En “Otra vez el Premio Nobel”, una columna publicada por El Heraldo el 8 de abril de 1950, Gabriel García Márquez escribió que Virginia Woolf, al igual que Marcel Proust y James Joyce, jamás recibió el Premio Nobel de Literatura debido a su excesivo talento narrativo. Por aquella época, la admiración que Gabo le profesaba a Woolf era tal que todos sus artículos en El Heraldo estaban firmados con el seudónimo “Septimus”, un nombre inspirado en el personaje Septimus Warren Smith de La señora Dalloway.

Había sabido por primera vez de Virginia Woolf un año antes, en 1949, durante un viaje a Barranquilla en el que conoció a Germán Vargas, Alfonso Fuenmayor y Álvaro Cepeda Samudio.

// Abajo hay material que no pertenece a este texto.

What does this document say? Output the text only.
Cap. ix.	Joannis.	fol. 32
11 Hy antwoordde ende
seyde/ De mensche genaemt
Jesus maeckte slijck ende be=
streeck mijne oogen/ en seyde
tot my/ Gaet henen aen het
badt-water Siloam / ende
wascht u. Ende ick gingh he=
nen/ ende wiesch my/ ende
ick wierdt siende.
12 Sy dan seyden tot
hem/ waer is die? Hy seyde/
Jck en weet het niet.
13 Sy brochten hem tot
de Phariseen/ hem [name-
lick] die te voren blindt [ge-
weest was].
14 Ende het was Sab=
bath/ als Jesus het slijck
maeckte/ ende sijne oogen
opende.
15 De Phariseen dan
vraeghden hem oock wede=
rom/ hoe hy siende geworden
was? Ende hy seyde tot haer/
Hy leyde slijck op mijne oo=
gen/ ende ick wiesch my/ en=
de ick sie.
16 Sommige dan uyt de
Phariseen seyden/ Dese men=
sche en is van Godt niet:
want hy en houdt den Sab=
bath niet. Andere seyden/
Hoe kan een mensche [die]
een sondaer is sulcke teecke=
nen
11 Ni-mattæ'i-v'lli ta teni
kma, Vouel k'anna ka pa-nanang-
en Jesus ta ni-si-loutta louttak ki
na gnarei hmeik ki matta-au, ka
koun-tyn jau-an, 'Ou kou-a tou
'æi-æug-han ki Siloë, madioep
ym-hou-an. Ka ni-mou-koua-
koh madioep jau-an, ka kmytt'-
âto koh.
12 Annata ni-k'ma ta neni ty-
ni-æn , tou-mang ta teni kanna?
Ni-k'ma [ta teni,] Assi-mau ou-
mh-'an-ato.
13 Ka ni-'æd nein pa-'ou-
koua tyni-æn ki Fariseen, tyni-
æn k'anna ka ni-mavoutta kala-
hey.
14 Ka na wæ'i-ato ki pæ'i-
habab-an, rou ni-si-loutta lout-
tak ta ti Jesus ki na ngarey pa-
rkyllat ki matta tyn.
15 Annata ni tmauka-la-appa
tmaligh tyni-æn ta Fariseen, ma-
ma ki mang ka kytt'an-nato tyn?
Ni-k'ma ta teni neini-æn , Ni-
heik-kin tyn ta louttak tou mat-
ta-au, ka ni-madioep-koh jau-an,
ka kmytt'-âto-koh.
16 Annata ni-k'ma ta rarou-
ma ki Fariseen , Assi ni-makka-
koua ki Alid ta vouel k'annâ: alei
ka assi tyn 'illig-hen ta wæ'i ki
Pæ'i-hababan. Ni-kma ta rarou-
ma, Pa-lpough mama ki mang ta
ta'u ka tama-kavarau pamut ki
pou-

Cepeda Samudio, quien pronto se convertiría en uno de sus mejores amigos, fue quien le prestó una traducción al español de La señora Dalloway, que él leyó alucinado como si acabara de descubrir un mundo nuevo. Algunos meses más tarde, ese mismo grupo de amigos le regalaría un paquete de libros en el que se encontraba Orlando y otras novelas destacadas de la literatura moderna anglosajona.

Todas estas lecturas sirvieron de estímulo para la escritura de La hojarasca, la primera novela de García Márquez. En entrevistas futuras, el autor colombiano sostendría que su novela era una combinación entre la narrativa de William Faulkner (especialmente en Mientras agonizo) con la técnica del monólogo interior desarrollada por Woolf.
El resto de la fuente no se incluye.